Kebijakan Harga Gas Bumi Tertentu (HGBT) US$ 6 per MMBTU dijamin bakal terus berlanjut. Namun, ada perbedaan antara Menteri Perindustrian Agus Gumiwang Kartasasmita dan Menteri ESDM Arifin Tasrif.

Agus Gumiwang ingin agar kebijakan ini bisa dirasakan semua jenis industri. Tak terbatas pada 7 jenis industri yang selama ini masuk sebagai penerima gas US$ 6.

"Usulannya tetap kita konsisten harus diperpanjang, harus dilanjutkan dan harus semua sektor. Semua sektor yang membutuhkan gas sebagai bahan baku harus dapat," papar Agus Gumiwang di Kompleks Istana Kepresidenan, Jakarta Pusat, Senin (24/6/2024).

Sejauh ini tujuh industri yang berhak mendapatkan gas murah adalah mulai dari pupuk, petrokimia, oleochemical, baja, keramik, kaca, hingga sarung tangan karet.

Ditemui di kesempatan berbeda di tempat yang sama, Arifin Tasrif mengatakan sejauh ini pihaknya belum ada rencana menambah sektor industri penerima gas industri. Hanya 7 sektor yang selama ini ada saja yang mendapatkan gas US$ 6 tersebut.

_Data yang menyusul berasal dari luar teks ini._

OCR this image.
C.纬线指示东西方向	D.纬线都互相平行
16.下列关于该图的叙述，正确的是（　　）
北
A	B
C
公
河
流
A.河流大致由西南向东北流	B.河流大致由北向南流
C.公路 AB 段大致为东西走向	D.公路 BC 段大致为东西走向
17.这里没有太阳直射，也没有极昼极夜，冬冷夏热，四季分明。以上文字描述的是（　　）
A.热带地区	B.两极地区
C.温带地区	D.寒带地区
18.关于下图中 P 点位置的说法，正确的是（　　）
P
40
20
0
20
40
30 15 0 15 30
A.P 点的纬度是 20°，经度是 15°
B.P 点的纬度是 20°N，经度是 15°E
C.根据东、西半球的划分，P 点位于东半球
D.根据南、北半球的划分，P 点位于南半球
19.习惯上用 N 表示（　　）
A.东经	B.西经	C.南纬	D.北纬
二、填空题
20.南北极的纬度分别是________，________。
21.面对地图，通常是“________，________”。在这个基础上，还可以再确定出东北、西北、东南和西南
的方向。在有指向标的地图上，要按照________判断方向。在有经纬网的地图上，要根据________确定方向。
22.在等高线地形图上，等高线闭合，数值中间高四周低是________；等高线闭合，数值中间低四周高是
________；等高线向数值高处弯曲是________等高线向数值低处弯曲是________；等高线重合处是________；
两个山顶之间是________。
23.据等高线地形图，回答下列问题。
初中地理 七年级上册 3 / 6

"Cukup yang sekarang. Belum ada (tambahan sektor industri penerima gas murah)," tegas Arifin.

Ketika ditanyakan keinginan Kementerian Perindustrian untuk memperluas jangkauan penerima gas industri, Arifin menilai pihaknya perlu selektif atas usulan-usulan sektor yang diajukan. Apakah sektor tersebut tepat untuk menerima gas murah.

"Ya kita lihat-lihat dulu, mana yang mampu mana yang nggak, yang perlu ditolong sama yang bisa berdiri sendiri," sebut Arifin.